Bei einfacher Erhöhung mit Kreuz wird die Silbe „-is“ an den Stammtonbuchstaben angehängt.
Abb. 18-1 mit Kreuz erhöhte Stammtöne – Lage auf der Klaviatur
Sprich: aïs – eïs ; im Niederländischen heißt der Ton his „bis“; fett gedruckte Tonnamen sind schwarze Tasten.
Bei einfacher Erniedrigung mit b wird die Silbe „-es“ an den Stammtonbuchstaben angehängt. Dabei sind Ausnahmen (unterstrichen) zu beachten:
Abb. 18-2 mit B erniedrigte Stammtöne – Lage auf der Klaviatur
Im Niederländischen heißt der Ton b „bes“; fett gedruckte Tonnamen sind schwarze Tasten.
Einfach alterierte Töne sind meist schwarze Tasten.
Doppelkreuz und Doppel-B erhöhen, bzw. erniedrigen den Stammton vor dem sie stehen um zwei chromatische Halbtonschritte.
Die Benennung erfolgt durch nochmaliges Anhängen der Silben „-is“ bzw. „-es“
Die Ausnahmen bei der Benennung sind unterstrichen.
Als Zeichen für Doppelkreuz wurden früher zuweilen zwei normale Kreuzzeichen nebeneinander geschrieben.
Abb. 18-3 mit Doppelkreuz erhöhte Stammtöne – Lage auf der Klaviatur
Fett gedruckte Tonnamen sind schwarze Tasten.
Abb. 18-4 mit Doppel-B erniedrigte Stammtöne – Lage auf der Klaviatur
ases wird bisweilen auch asas genannt; fett gedruckte Tonnamen sind schwarze Tasten.
Doppelt alterierte Stammtöne sind meist weiße Tasten.
Das Auflösungszeichen macht die Alteration durch Versetzungszeichen rückgängig.
Noten, vor denen ein Auflösungszeichen steht, sind immer Stammtöne, gleichgültig ob der betreffende Stammton zuvor einfach oder doppelt alteriert war.

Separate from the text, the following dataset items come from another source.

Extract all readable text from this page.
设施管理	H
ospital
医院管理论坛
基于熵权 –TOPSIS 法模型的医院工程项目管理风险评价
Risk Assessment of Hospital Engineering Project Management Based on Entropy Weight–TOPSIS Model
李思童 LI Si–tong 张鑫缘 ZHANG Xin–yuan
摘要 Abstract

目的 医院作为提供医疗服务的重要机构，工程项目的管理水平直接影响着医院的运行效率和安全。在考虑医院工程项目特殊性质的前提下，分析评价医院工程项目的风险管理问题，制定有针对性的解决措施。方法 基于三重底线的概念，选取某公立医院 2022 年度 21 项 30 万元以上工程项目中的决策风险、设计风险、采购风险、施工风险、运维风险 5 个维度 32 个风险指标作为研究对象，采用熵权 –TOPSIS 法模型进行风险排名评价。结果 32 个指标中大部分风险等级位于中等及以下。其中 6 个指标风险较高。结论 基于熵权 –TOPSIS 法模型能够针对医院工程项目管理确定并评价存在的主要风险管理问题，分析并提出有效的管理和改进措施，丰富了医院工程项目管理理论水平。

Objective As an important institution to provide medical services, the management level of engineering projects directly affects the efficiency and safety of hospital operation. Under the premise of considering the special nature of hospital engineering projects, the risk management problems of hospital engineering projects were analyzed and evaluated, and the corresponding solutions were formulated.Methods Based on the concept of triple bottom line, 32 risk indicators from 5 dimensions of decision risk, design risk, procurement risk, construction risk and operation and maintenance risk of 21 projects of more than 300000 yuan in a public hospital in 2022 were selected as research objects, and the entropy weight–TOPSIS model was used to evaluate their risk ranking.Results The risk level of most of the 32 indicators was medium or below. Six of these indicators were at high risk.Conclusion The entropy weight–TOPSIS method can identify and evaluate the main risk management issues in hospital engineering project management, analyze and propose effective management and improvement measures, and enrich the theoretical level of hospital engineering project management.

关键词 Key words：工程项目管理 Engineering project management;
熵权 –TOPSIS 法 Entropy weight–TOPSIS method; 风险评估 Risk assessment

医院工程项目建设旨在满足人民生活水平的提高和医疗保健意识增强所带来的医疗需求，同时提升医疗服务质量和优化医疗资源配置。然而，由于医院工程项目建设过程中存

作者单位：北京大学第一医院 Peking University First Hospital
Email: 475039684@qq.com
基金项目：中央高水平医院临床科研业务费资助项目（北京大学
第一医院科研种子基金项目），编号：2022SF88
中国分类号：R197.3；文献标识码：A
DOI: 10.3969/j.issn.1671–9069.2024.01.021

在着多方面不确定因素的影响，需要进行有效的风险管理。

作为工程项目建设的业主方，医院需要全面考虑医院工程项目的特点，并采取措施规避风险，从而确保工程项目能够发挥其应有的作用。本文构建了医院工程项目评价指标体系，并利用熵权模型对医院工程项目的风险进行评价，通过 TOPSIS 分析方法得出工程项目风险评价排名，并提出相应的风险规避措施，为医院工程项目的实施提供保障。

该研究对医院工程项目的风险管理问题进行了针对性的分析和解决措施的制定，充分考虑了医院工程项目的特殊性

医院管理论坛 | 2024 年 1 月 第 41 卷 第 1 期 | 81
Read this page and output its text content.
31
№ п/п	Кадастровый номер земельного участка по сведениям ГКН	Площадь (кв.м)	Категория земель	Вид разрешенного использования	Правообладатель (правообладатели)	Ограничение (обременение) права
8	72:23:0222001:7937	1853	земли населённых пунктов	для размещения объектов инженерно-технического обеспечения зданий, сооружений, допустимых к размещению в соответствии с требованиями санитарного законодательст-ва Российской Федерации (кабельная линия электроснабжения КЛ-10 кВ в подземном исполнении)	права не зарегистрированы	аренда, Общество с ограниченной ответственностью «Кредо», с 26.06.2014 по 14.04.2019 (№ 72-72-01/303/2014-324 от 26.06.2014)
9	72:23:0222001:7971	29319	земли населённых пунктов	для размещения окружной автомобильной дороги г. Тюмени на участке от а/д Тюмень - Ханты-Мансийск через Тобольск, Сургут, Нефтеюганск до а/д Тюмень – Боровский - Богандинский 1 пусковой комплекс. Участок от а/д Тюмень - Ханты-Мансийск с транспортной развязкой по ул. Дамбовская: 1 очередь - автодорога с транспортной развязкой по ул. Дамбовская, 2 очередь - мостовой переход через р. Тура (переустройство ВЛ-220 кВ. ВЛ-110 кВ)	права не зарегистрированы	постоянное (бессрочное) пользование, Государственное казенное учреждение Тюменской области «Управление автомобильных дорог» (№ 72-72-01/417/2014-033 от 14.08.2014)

In Takt gebundener Musik gelten die zufälligen Versetzungszeichen immer nur für die Dauer des Taktes (also bis zum nächsten Taktstrich) und nur für die Oktavlage in der sie stehen. Ausnahme: das Versetzungszeichen muss wiederholt werden, wenn 1. bei geteiltem System die andere Stimme den alterierten Ton später im Verlaufe des Taktes ebenfalls erhält und 2. nach Schlüsselwechsel innerhalb eines Taktes der alterierte Ton wiederum erscheint.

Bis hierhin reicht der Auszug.